"THE TWO POETS PIACERED EACH OTHER
WARILY"
Giorgio Vasari thought it was almost divine. Anthony Burgess called it ‘the most terrible image in the world’ – terrible in the Biblical sense of awe-inspiring. I chose Michelangelo’s Last Judgment in the Sistine Chapel as the cover illustration for my edition of ABBA ABBA since Burgess uses the ‘muscular ceiling’ as a focal point in the book. As the weak, consumptive John Keats is led along the Stradone dei Giardini and taken into the Vatican’s inner sanctum, he is overawed by the ‘horror’ and ‘hell’ of Michelangelo’s fresco. Shocked by the unchristian depiction, Keats ventures that it is certainly not “the Christ they teach of in the churches”. Behind Keats, holding a large candelabrum in whose light the small group contemplates this astonishing work of art, stands the Roman poet Giuseppe Gioachino Belli. As if by chance, Burgess’s protagonists thus meet for the first time ‘under the Day of Judgment’.

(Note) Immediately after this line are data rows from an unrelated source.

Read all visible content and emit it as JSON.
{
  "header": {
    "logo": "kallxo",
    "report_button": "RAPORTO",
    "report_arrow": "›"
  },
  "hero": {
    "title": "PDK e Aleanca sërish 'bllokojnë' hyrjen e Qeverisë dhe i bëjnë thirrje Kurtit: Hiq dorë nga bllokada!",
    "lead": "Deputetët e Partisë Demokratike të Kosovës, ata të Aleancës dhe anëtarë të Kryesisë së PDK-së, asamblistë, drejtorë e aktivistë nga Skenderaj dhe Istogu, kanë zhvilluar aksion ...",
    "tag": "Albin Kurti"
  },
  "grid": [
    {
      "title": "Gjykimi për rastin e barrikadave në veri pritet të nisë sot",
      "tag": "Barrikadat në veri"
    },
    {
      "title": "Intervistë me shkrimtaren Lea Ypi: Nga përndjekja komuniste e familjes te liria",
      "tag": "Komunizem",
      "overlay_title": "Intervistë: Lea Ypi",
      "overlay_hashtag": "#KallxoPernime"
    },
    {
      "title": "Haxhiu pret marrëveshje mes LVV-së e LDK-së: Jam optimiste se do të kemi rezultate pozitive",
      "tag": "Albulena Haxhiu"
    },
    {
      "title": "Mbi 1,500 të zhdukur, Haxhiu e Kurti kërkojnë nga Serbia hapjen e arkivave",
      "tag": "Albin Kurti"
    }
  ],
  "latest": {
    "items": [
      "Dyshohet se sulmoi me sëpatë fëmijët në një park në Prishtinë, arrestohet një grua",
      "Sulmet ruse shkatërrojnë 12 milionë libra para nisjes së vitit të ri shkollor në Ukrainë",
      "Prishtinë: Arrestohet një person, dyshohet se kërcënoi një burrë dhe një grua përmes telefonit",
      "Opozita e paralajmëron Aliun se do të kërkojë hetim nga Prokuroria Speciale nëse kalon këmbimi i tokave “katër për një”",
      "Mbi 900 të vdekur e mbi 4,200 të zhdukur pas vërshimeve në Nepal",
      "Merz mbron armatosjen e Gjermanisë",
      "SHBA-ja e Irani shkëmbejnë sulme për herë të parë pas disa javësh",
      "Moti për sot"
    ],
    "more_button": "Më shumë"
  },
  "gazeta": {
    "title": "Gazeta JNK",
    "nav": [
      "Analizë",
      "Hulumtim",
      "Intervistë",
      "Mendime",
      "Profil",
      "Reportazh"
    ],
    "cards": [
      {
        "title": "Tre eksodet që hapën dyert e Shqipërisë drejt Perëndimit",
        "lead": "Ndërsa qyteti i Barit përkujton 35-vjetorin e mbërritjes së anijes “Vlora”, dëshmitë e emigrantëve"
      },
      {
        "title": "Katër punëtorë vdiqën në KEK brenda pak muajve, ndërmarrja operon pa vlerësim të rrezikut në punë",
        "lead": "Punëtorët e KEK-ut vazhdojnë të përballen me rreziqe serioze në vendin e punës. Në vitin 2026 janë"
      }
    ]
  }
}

Anthony Burgess is best remembered today, on the back of Stanley Kubrick’s film adaptation, for his 1962 dystopian novel A Clockwork Orange in which he demonstrated his prowess as a linguist by inventing Nadsat, a kind of futuristic slang based on elements of Russian. His inventive side is on full show again in ABBA ABBA – the rhyme scheme of the first eight lines of a Petrarchan sonnet, but also Burgess’s initials playfully repeated and reversed – where he imagines England’s greatest Romantic poet, famously and fatefully sent to Rome to convalesce in the winter of 1820, encountering the figure whom Pier Paolo Pasolini considered Italy’s greatest poet of all time. Belli was the author of an extraordinary corpus of over 2000 sonnets in romanesco, the language of the uneducated masses in Ottocento Rome. Part One of ABBA ABBA is a novella setting up this fictional meeting of minds separated by language and culture, whereas Part Two offers Burgess’s own verse translations of seventy of Belli’s Biblical sonnets, concluding with a climactic poem entitled ‘The Day of Judgment’ (‘Er giorno der giudizzio’ in the original romanesco).